On a related note, while I was home, I admired the book Time of/by Andy Goldsworthy's pieces... and one of the ones featured in that book was a work he did for the Cirque du Soleil headquarters in Montreal.

Today I had confirmation of my fellowship for the fall. I better had, my department is counting on me having it for my package. I also spent a bit of time proofreading a friend's paper.


( 2 comments — Leave a comment )
Sep. 1st, 2002 12:40 pm (UTC)
Our last apartment was on a nice London square which was surrounded by spiked iron fences and into which the only access was through a locked gate at either end. Plebs like us don't get keys, so we had to content ourselves with just walking past and gazing at the gardens through the iron bars or looking down on it from our building's communal roof terrace.

One day a couple of summers ago, giant snowballs appeared just inside the gates at either end of the square. They were Goldsworthy installations! It took them several days to melt and eventually they revealed their secret cores of yak hair and seeds respectively. They were quite amazing.

But more amazing than the snowballs themselves was the sense of community that sprang up around them. Some public-spirited toff with time on his hands and a key to the square took it upon himself to spend an afternoon unlocking the gates and benignly supervising whoever wanted to go into the square to look at the snowballs. Pensioners and pinstriped bankers examined the melting snowballs and their contents with all the wonder and amazement of children. Conversations about the genesis and significance of the snowballs sprang up between total strangers. Tips about and directions to other snowballs placed around the City fringes were exchanged, and many people explored corners of London they'd never ventured into just to look for other snowballs.

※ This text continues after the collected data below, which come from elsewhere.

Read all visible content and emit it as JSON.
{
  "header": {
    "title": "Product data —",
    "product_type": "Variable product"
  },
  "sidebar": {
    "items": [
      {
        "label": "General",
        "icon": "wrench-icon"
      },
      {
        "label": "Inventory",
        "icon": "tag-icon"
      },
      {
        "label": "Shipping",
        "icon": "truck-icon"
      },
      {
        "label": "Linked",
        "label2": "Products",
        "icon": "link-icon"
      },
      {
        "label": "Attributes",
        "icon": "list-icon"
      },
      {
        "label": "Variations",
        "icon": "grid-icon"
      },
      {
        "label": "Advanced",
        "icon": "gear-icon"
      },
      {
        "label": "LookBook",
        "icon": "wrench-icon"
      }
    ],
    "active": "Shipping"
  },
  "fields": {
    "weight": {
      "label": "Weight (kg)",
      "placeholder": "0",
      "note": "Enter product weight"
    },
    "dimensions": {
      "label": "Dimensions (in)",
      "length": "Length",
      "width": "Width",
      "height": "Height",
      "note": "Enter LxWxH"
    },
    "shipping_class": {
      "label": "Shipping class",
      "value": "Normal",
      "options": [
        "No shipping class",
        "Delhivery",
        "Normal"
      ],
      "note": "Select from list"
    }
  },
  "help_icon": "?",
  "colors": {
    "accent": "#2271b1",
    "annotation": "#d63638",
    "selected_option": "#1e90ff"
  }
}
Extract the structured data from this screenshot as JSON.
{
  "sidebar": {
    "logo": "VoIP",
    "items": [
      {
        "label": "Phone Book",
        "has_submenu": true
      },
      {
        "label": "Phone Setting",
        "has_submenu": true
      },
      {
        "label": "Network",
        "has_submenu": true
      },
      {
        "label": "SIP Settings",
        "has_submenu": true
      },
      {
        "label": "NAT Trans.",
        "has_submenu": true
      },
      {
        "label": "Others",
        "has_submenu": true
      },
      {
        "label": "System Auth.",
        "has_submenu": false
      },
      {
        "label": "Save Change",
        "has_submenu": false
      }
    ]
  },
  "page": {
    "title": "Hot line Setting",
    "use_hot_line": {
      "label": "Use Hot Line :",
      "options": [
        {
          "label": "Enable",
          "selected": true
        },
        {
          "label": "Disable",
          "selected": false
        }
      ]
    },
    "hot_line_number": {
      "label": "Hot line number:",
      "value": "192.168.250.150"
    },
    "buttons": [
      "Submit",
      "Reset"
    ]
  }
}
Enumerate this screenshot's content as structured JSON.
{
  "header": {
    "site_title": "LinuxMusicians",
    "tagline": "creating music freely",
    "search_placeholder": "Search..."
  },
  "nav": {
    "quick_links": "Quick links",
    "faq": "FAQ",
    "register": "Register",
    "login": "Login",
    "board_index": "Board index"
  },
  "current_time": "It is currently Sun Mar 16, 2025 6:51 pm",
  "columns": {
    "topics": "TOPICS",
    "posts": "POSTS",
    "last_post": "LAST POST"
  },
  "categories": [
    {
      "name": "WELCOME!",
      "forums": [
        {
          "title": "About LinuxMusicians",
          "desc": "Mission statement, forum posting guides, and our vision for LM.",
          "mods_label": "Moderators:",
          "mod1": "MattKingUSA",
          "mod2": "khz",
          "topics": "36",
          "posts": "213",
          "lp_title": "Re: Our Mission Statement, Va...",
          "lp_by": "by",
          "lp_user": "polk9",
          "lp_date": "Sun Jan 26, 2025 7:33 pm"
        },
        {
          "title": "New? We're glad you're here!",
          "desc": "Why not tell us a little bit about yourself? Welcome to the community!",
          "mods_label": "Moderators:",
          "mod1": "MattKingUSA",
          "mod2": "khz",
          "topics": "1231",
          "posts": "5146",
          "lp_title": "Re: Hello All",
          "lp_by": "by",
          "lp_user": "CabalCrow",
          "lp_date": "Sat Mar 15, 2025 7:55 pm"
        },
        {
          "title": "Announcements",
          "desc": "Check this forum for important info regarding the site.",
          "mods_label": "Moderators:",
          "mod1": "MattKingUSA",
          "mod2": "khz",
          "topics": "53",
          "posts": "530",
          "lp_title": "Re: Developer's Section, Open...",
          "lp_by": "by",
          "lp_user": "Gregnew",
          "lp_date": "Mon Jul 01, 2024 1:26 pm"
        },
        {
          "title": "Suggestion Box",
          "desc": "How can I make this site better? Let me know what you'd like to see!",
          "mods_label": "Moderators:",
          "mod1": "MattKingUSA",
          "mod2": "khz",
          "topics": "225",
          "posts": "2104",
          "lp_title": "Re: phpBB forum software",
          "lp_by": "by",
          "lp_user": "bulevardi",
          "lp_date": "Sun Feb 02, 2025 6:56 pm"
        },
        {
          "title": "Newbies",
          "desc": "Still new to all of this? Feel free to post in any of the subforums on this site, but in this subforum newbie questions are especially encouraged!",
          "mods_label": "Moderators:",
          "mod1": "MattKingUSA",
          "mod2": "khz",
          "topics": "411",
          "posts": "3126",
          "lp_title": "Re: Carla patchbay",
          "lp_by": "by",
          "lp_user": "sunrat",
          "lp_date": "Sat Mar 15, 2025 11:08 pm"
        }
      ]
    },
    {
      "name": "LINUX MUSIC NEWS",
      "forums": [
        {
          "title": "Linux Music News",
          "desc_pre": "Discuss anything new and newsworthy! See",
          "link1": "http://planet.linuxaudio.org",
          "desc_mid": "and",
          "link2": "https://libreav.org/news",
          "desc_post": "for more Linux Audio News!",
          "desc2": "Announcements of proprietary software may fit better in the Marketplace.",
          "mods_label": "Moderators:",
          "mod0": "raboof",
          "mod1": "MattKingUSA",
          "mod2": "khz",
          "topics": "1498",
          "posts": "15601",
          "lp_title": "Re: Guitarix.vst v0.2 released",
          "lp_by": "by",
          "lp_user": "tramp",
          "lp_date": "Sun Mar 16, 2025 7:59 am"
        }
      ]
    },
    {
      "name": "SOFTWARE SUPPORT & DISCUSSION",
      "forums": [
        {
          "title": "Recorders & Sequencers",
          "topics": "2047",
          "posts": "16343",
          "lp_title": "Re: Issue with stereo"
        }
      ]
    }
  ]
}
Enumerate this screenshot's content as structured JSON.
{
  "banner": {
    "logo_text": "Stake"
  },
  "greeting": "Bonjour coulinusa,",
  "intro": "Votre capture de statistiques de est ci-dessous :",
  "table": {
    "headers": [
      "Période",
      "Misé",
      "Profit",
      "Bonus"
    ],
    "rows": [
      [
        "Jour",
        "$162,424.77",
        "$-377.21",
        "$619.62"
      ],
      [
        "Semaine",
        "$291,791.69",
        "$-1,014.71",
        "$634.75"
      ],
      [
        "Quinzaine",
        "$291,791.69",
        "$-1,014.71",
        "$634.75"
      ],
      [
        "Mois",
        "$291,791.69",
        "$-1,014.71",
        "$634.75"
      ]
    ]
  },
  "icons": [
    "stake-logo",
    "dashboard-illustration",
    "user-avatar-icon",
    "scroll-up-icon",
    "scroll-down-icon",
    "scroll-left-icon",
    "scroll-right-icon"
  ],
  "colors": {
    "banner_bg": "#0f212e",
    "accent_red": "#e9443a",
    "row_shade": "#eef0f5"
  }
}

Although these were by their nature some of the most ephemeral pieces of art I had ever experienced, the impression that they made on me and on the local community will last a long time.
Sep. 2nd, 2002 08:48 pm (UTC)
Re: Goldsworthy
What a lovely, lovely story! I've never met him, but my parents spent a fair amount of time with him in May/June when he was in Des Moines to work on a permanent installation there (in conjunction with 2 museums of the coasts of the US). It's a series of 3 cairns (one at each site) and mold/niches which mimic the outline of each at the central site. He also did several gallery installations there which were still up when I was home the other week: an amazing screen of cattail reeds, pinned together with Scottish thorns, made into a enormous gate-like screen, very airy, erratic, and spacious. This is part of why my parents had the books handy at home.

But the real and more personal part of the story is that Andy Goldsworthy and his family were coming back in late June/early July to complete the installation, just when my parents were going to be abroad for a few weeks. So he effectively housesat for them, staying in their/my house for a few weeks while they were away. I'm told he did a temporary piece on a tree just outside our side door, but I've not seen photographs. So even only knowing his work from the few installations at the Art Center in DM and his books, I know he stayed in my house for a bit this summer. (My parents work in the art world, my mother as a curator at the same museum - thus the connection).

But your story has more whimsy and delight to it. I hope to run across some of his temporary works someday in situ.